When has having too little inventory ever been a problem for the U.S. automotive industry? For years, the industry has struggled to balance capacity with demand. Historically, manufacturers kept assembly plants churning out the metal in order to offset fixed costs and then rely on sales incentives to clear the excess inventory. However, when the stay at home orders were put in place in March 2019 the manufacturers had no choice. Initially, idling assembly plants was not a problem because the vehicle dealerships were shuttered as well. But as the economy began to open, the task of re-booting vehicle production proved problematic. The industry’s much vaunted just-in-time supply chain, which was an asset during “normal” times, turned out to be a liability in this “new normal.”
Most of the blame is being heaped on the lack of microchips; those tiny digital brains that are at the heart of most everything these days. But there is plenty of blame to spread around. There has been a shortage of commercial truck drivers, a shortage of sea containers, a shortage of magnesium, a shortage of port facilities, and a shortage of railyard terminals. At times, even mother nature was to blame. LMC Automotive analysts said automakers worldwide have lost 6.8 million units of vehicle production so far in 2021 and that could rise to 9.4 million before the end of the year. Due to lost production, U.S. retail inventory has fallen below one million vehicles by the end September, which is 1.4 million fewer new vehicles than September 2020, and 2.5 million fewer than in September 2019. At the current sales volume, September 2021 U.S. retail inventory is only a 30-day supply, a level well below the industry standard 65-day supply.

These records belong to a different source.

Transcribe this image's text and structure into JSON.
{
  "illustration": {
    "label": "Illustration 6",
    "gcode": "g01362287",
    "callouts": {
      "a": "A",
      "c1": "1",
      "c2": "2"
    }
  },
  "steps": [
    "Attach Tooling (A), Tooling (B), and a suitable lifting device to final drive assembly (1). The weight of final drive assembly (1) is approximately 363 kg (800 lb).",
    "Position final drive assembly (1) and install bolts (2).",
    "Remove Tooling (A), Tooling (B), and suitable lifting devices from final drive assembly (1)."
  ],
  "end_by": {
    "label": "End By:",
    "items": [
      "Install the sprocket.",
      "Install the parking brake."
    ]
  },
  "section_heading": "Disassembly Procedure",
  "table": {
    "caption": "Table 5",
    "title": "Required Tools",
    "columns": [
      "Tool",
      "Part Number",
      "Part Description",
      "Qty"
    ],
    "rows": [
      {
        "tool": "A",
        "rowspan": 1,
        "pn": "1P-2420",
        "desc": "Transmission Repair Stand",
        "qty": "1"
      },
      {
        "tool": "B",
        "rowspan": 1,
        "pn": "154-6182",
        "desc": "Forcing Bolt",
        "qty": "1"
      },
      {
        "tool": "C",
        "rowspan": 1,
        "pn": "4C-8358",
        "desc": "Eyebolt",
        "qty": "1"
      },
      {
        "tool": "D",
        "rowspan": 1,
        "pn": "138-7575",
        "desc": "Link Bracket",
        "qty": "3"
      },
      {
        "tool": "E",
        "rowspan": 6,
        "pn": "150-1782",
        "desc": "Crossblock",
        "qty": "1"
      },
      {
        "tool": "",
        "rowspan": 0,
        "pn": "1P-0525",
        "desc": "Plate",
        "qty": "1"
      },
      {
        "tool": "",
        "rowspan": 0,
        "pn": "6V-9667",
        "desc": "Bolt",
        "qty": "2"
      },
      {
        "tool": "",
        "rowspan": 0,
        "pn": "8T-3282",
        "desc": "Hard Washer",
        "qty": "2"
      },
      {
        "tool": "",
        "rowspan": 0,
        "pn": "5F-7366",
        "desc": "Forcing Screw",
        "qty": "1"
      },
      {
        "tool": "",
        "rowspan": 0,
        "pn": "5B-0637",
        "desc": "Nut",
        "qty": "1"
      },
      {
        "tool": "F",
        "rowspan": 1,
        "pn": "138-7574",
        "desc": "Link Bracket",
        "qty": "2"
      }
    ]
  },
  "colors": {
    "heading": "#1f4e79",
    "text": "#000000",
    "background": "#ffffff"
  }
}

With insufficient inventory to support sales, U.S. light-duty vehicles sales fell 25 percent in September 2021 to just under 1 million units. That is the lowest tally for the month of September since 2010, when the industry was still in the grips of the Great Recession. There have only been three occasions in the last ten years that monthly sales failed to exceed one million light-duty vehicles. In terms of a seasonally adjusted annualized rate, September sales equate to only 12.1 million vehicles. That marks the fifth straight month the SAAR had declined from its peak of 18.5 million units in April 2021. With the September sales drop, third-quarter volume will have dropped a total of 14 percent from the thirdquarter of 2020 and 22 percent from the third quarter of 2019. At the outset of the quarter, plenty of industry insiders were still predicting industry sales of 16.5 million vehicles in 2021. The rapid slowdown in industry sales since then is forcing analysts to reconsider. Industry analysts are now forecasting 2021 U.S. sales between 15.0 million and 15.5 million vehicles.